I recently bought a 1995 Ford F800 with the Cummins 5.9 engine and Allison AT545. The truck has about 40,000 miles, and I wanted to change the tranny oil and the filter myself. I have no previous service record, but the truck was used by the city. So, I am thinking it has had some maintenance.

But first off, I have a few questions about the Allison AT545 transmission. I am new too big trucks and am not familiar with how the transmission handles.

The truck gets a lot of local and highway driving. When I drive in traffic, the temperature stays within 140 F to 160 F. But the thing that bugs me is when the truck comes to a stop. I don't know if it is the transmission or the brakes, but after downshifting to first (happens around 15mph), I feel this big jerk at around 13 mph. Is this normal?

Also, when I drive on the freeway, it barely stays within 60 mph. The top speed is around 65 mph on downhills. The engine rpm is at around 2600 rpm. The temperature is around 150 F. Is this all the AT could handle? Could I push it more? I am afraid it might decrease the transmission life if I drive over 60 mph constantly.

When driving the truck, how much throttle am I suppose to use? When shifting from first to second, I feel this big shock when I do not press the throttle too much (40% throttle). It seems like I get better shifts when I push the throttle about 75%. Is it better to kind of floor the truck?
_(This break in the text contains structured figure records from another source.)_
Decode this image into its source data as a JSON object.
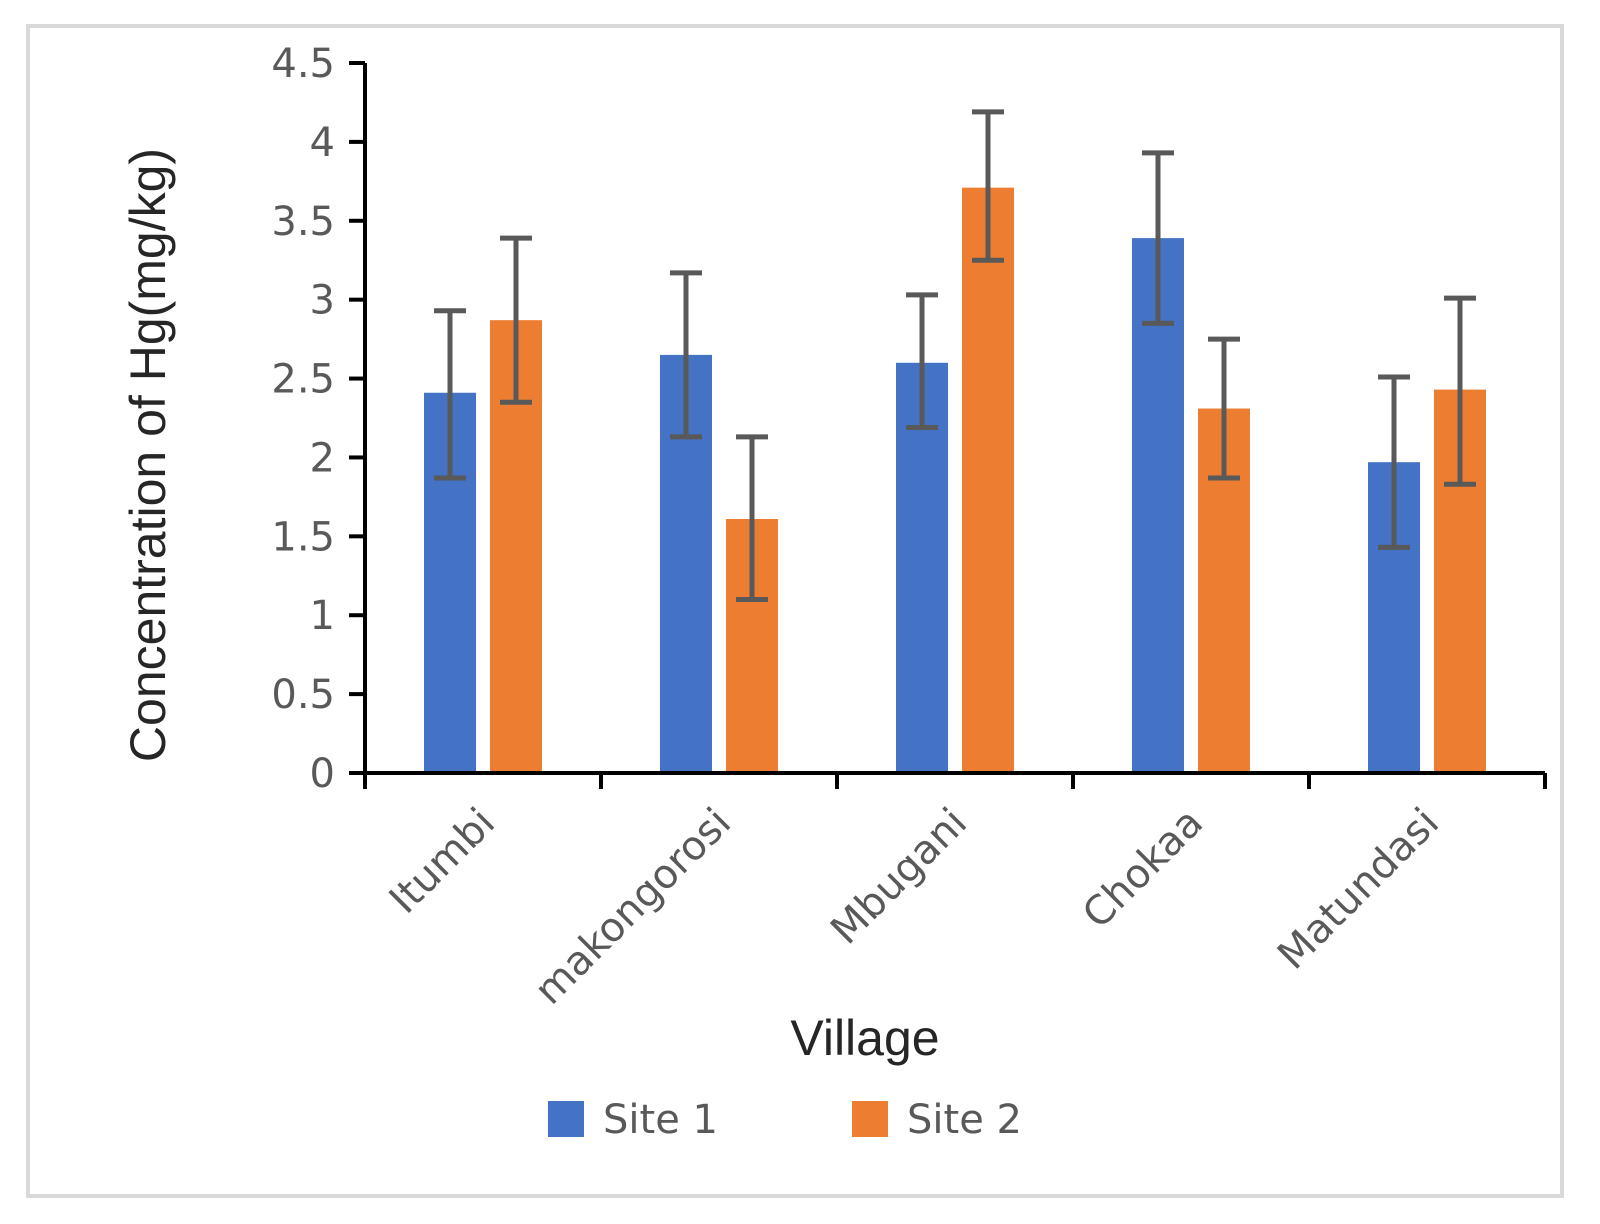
{
  "chart_data": {
    "type": "bar",
    "title": "",
    "xlabel": "Village",
    "ylabel": "Concentration of Hg(mg/kg)",
    "ylim": [
      0,
      4.5
    ],
    "yticks": [
      0,
      0.5,
      1,
      1.5,
      2,
      2.5,
      3,
      3.5,
      4,
      4.5
    ],
    "ytick_labels": [
      "0",
      "0.5",
      "1",
      "1.5",
      "2",
      "2.5",
      "3",
      "3.5",
      "4",
      "4.5"
    ],
    "grid": false,
    "legend_position": "bottom",
    "categories": [
      "Itumbi",
      "makongorosi",
      "Mbugani",
      "Chokaa",
      "Matundasi"
    ],
    "series": [
      {
        "name": "Site 1",
        "color": "#4472C4",
        "values": [
          2.41,
          2.65,
          2.6,
          3.39,
          1.97
        ],
        "error_upper": [
          2.93,
          3.17,
          3.03,
          3.93,
          2.51
        ],
        "error_lower": [
          1.87,
          2.13,
          2.19,
          2.85,
          1.43
        ]
      },
      {
        "name": "Site 2",
        "color": "#ED7D31",
        "values": [
          2.87,
          1.61,
          3.71,
          2.31,
          2.43
        ],
        "error_upper": [
          3.39,
          2.13,
          4.19,
          2.75,
          3.01
        ],
        "error_lower": [
          2.35,
          1.1,
          3.25,
          1.87,
          1.83
        ]
      }
    ],
    "error_bar_color": "#595959",
    "axis_color": "#000000"
  }
}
Now back to the oil and filter change. Looking through the forum, I found that there is an internal and external (spin on) filter. It seems like their are mixed reviews on whether to change the internal filter or not. Some people say it is not worth the money and labor and is not going to affect the life of the tranny. Others say otherwise. What is the real deal? Should I change the internal filter and drop the pan? 

For external spin on filters, I was thinking about using Wix filters instead of the original Allison filter. Do you guys think it filter is alright? And for tranny fluid I was going to use the Cheveron Dextron oil is this alright. I see that some people are using C4 motor oil, what is the difference?


----------